In turn, now that they’ve won and are on their way to challenge a few stereotypes about women musicians in Bangladesh and South Asia. There have been all-female pop bands in the country before – Khan points out Blue Birds in the Eighties and Angels in the Nineties – but judges like Sharmin Sultana Sumi says the music industry never focused specifically towards women talent. “I would like to see them as leaders in their own fields, who are creative, committed and encouraging to each other and the whole country,” she says of Laisfita. Moumita adds, “There’s a culture in our country – if she’s a girl, she has to wear a sari and she has to sing classical music. Girls can sing pop and rock, these are the main kinds of music in our country.”
While Creinse is working regularly to bring down international talent to the country – they had Canadian pop-rock veteran Bryan Adams stop by in 2011 and later, seasoned pop artist Richard Marx in 2017 – this is the first time they’re managing a band’s sonic and visual identity. They have the right people on board, like Creinse’s chief operating officer Kaiz Faisal Ahmed (a recent inductee into the country’s biggest rock band, Artcell) and the band manager is Ashikur Rahman, who runs a record label and raps under the moniker Franklin Tra’vious.

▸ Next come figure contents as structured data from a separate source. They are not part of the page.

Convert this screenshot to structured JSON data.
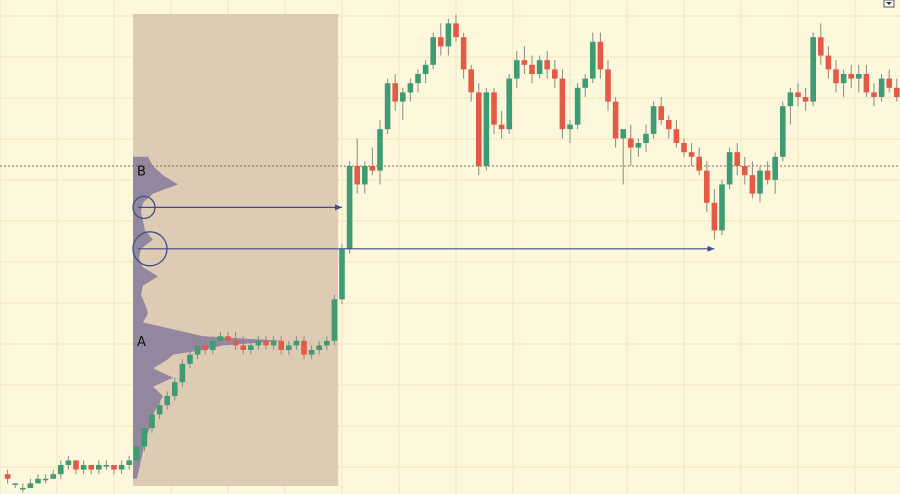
{
  "chart_data": {
    "type": "candlestick",
    "title": "",
    "xlabel": "",
    "ylabel": "",
    "ylim": [
      0,
      100
    ],
    "grid": true,
    "colors": {
      "background": "#fdf7dc",
      "grid": "#efe5c2",
      "up": "#3f9b73",
      "down": "#e55a47",
      "wick": "#8a8a8a",
      "profile_region": "#d8c3ac",
      "profile": "#8a7f9c",
      "reference_line": "#8d6b54",
      "arrow": "#3b4f8c"
    },
    "candles": [
      [
        1,
        3,
        4,
        1,
        2
      ],
      [
        2,
        1,
        1,
        0,
        1
      ],
      [
        3,
        0,
        1,
        -1,
        0
      ],
      [
        4,
        0,
        2,
        0,
        1
      ],
      [
        5,
        1,
        3,
        1,
        2
      ],
      [
        6,
        2,
        3,
        1,
        2
      ],
      [
        7,
        2,
        4,
        2,
        3
      ],
      [
        8,
        3,
        6,
        2,
        5
      ],
      [
        9,
        5,
        7,
        4,
        6
      ],
      [
        10,
        6,
        6,
        3,
        4
      ],
      [
        11,
        4,
        6,
        3,
        5
      ],
      [
        12,
        5,
        5,
        3,
        4
      ],
      [
        13,
        4,
        6,
        3,
        5
      ],
      [
        14,
        5,
        6,
        4,
        5
      ],
      [
        15,
        5,
        5,
        3,
        4
      ],
      [
        16,
        4,
        6,
        3,
        5
      ],
      [
        17,
        5,
        7,
        4,
        6
      ],
      [
        18,
        6,
        10,
        5,
        9
      ],
      [
        19,
        9,
        14,
        8,
        13
      ],
      [
        20,
        13,
        17,
        12,
        16
      ],
      [
        21,
        16,
        19,
        15,
        18
      ],
      [
        22,
        18,
        21,
        17,
        20
      ],
      [
        23,
        20,
        24,
        19,
        23
      ],
      [
        24,
        23,
        28,
        22,
        27
      ],
      [
        25,
        27,
        31,
        26,
        29
      ],
      [
        26,
        29,
        33,
        28,
        31
      ],
      [
        27,
        31,
        33,
        29,
        30
      ],
      [
        28,
        30,
        33,
        29,
        32
      ],
      [
        29,
        32,
        34,
        31,
        33
      ],
      [
        30,
        33,
        34,
        31,
        32
      ],
      [
        31,
        32,
        34,
        30,
        31
      ],
      [
        32,
        31,
        33,
        29,
        30
      ],
      [
        33,
        30,
        32,
        29,
        31
      ],
      [
        34,
        31,
        33,
        30,
        32
      ],
      [
        35,
        32,
        33,
        30,
        31
      ],
      [
        36,
        31,
        33,
        30,
        32
      ],
      [
        37,
        32,
        33,
        29,
        30
      ],
      [
        38,
        30,
        32,
        29,
        31
      ],
      [
        39,
        31,
        33,
        30,
        32
      ],
      [
        40,
        32,
        33,
        28,
        29
      ],
      [
        41,
        29,
        31,
        28,
        30
      ],
      [
        42,
        30,
        32,
        29,
        31
      ],
      [
        43,
        31,
        33,
        30,
        32
      ],
      [
        44,
        32,
        42,
        31,
        41
      ],
      [
        45,
        41,
        53,
        40,
        52
      ],
      [
        46,
        52,
        71,
        51,
        70
      ],
      [
        47,
        70,
        76,
        64,
        66
      ],
      [
        48,
        66,
        71,
        64,
        70
      ],
      [
        49,
        70,
        74,
        68,
        69
      ],
      [
        50,
        69,
        80,
        66,
        78
      ],
      [
        51,
        78,
        89,
        77,
        88
      ],
      [
        52,
        88,
        90,
        82,
        84
      ],
      [
        53,
        84,
        87,
        80,
        86
      ],
      [
        54,
        86,
        89,
        84,
        88
      ],
      [
        55,
        88,
        91,
        86,
        90
      ],
      [
        56,
        90,
        93,
        88,
        92
      ],
      [
        57,
        92,
        99,
        91,
        98
      ],
      [
        58,
        98,
        101,
        94,
        96
      ],
      [
        59,
        96,
        102,
        94,
        101
      ],
      [
        60,
        101,
        103,
        97,
        98
      ],
      [
        61,
        98,
        99,
        89,
        91
      ],
      [
        62,
        91,
        92,
        84,
        86
      ],
      [
        63,
        86,
        88,
        68,
        70
      ],
      [
        64,
        70,
        87,
        69,
        86
      ],
      [
        65,
        86,
        87,
        77,
        79
      ],
      [
        66,
        79,
        82,
        76,
        78
      ],
      [
        67,
        78,
        90,
        77,
        89
      ],
      [
        68,
        89,
        95,
        87,
        93
      ],
      [
        69,
        93,
        96,
        90,
        92
      ],
      [
        70,
        92,
        94,
        88,
        90
      ],
      [
        71,
        90,
        94,
        89,
        93
      ],
      [
        72,
        93,
        95,
        89,
        91
      ],
      [
        73,
        91,
        93,
        87,
        89
      ],
      [
        74,
        89,
        91,
        76,
        78
      ],
      [
        75,
        78,
        80,
        75,
        79
      ],
      [
        76,
        79,
        88,
        78,
        87
      ],
      [
        77,
        87,
        90,
        85,
        89
      ],
      [
        78,
        89,
        99,
        88,
        97
      ],
      [
        79,
        97,
        99,
        89,
        91
      ],
      [
        80,
        91,
        93,
        82,
        84
      ],
      [
        81,
        84,
        85,
        74,
        76
      ],
      [
        82,
        76,
        78,
        66,
        78
      ],
      [
        83,
        76,
        79,
        70,
        74
      ],
      [
        84,
        74,
        76,
        72,
        75
      ],
      [
        85,
        75,
        79,
        73,
        77
      ],
      [
        86,
        77,
        84,
        76,
        83
      ],
      [
        87,
        83,
        85,
        79,
        80
      ],
      [
        88,
        80,
        81,
        76,
        78
      ],
      [
        89,
        78,
        80,
        74,
        75
      ],
      [
        90,
        75,
        76,
        72,
        73
      ],
      [
        91,
        73,
        75,
        70,
        72
      ],
      [
        92,
        72,
        74,
        68,
        69
      ],
      [
        93,
        69,
        71,
        60,
        62
      ],
      [
        94,
        62,
        65,
        54,
        56
      ],
      [
        95,
        56,
        67,
        55,
        66
      ],
      [
        96,
        66,
        74,
        65,
        73
      ],
      [
        97,
        73,
        75,
        68,
        70
      ],
      [
        98,
        70,
        72,
        66,
        68
      ],
      [
        99,
        68,
        71,
        63,
        64
      ],
      [
        100,
        64,
        70,
        62,
        69
      ],
      [
        101,
        69,
        71,
        66,
        67
      ],
      [
        102,
        67,
        73,
        64,
        72
      ],
      [
        103,
        72,
        84,
        71,
        83
      ],
      [
        104,
        83,
        87,
        79,
        86
      ],
      [
        105,
        86,
        88,
        83,
        85
      ],
      [
        106,
        85,
        87,
        82,
        84
      ],
      [
        107,
        84,
        99,
        83,
        98
      ],
      [
        108,
        98,
        101,
        92,
        94
      ],
      [
        109,
        94,
        96,
        89,
        91
      ],
      [
        110,
        91,
        93,
        86,
        88
      ],
      [
        111,
        88,
        91,
        85,
        90
      ],
      [
        112,
        90,
        92,
        87,
        89
      ],
      [
        113,
        89,
        92,
        86,
        90
      ],
      [
        114,
        90,
        92,
        85,
        86
      ],
      [
        115,
        86,
        88,
        83,
        85
      ],
      [
        116,
        85,
        90,
        84,
        89
      ],
      [
        117,
        89,
        91,
        86,
        87
      ],
      [
        118,
        87,
        89,
        84,
        85
      ]
    ],
    "volume_profile": [
      [
        72,
        15
      ],
      [
        70,
        20
      ],
      [
        68,
        30
      ],
      [
        66,
        45
      ],
      [
        64,
        20
      ],
      [
        62,
        10
      ],
      [
        60,
        8
      ],
      [
        58,
        10
      ],
      [
        56,
        12
      ],
      [
        54,
        20
      ],
      [
        52,
        8
      ],
      [
        50,
        6
      ],
      [
        48,
        10
      ],
      [
        46,
        25
      ],
      [
        44,
        10
      ],
      [
        42,
        8
      ],
      [
        40,
        12
      ],
      [
        38,
        15
      ],
      [
        36,
        10
      ],
      [
        34,
        50
      ],
      [
        33,
        70
      ],
      [
        32,
        150
      ],
      [
        31,
        90
      ],
      [
        30,
        70
      ],
      [
        29,
        40
      ],
      [
        28,
        35
      ],
      [
        26,
        20
      ],
      [
        24,
        40
      ],
      [
        22,
        20
      ],
      [
        20,
        30
      ],
      [
        18,
        25
      ],
      [
        16,
        20
      ],
      [
        14,
        18
      ],
      [
        12,
        15
      ],
      [
        10,
        12
      ],
      [
        8,
        10
      ],
      [
        6,
        8
      ],
      [
        4,
        6
      ],
      [
        2,
        4
      ]
    ],
    "profile_range": {
      "start": 17.5,
      "end": 44.5
    },
    "reference_line": 70,
    "annotations": [
      {
        "label": "B",
        "price": 69
      },
      {
        "label": "A",
        "price": 32
      }
    ],
    "circles": [
      {
        "price": 61
      },
      {
        "price": 52
      }
    ],
    "arrows": [
      {
        "from_x": 17.5,
        "to_x": 45,
        "price": 61
      },
      {
        "from_x": 17.5,
        "to_x": 94,
        "price": 52
      }
    ]
  }
}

Khan adds, “The band is absolutely fresh and new and we’re trying to shape them up. The music industry is ruthless. They seldom give spaces to newcomers. These are things we understand and that’s why we’d like well-wishers and people who give them that support, provided they put out good work.” Currently, the four women are only singing while the songwriting is being taken care of. Shunanda says, “We don’t want to jeopardize whatever our composers are coming up with. They have a theme and lyrics. If I’m not sure of the idea, we will not interfere.”
Their debut pop-rock song, “Swapno Akhon Amar Haatey” is a jumpy, heady mix featuring an inspirational message and is composed by Hridoy Khan. Shunanda says it’s about having a positive influence, even if the journey to it is an emotional one. “If you watch something on TV or read something online, you’re often left with an empty feeling. We want every song to leave on a positive note, even if it’s talking about sad stories.”
Laisfita is on a two-year contract with Sony DADC to release material and the girls are fully aware of that it’s not the biggest window in this fast-paced music world where singles get viral attention and then quickly fade away. Moumita says, “We’ve just started our journey so there’s a lot of things to think about. We’ll do something inshallah.”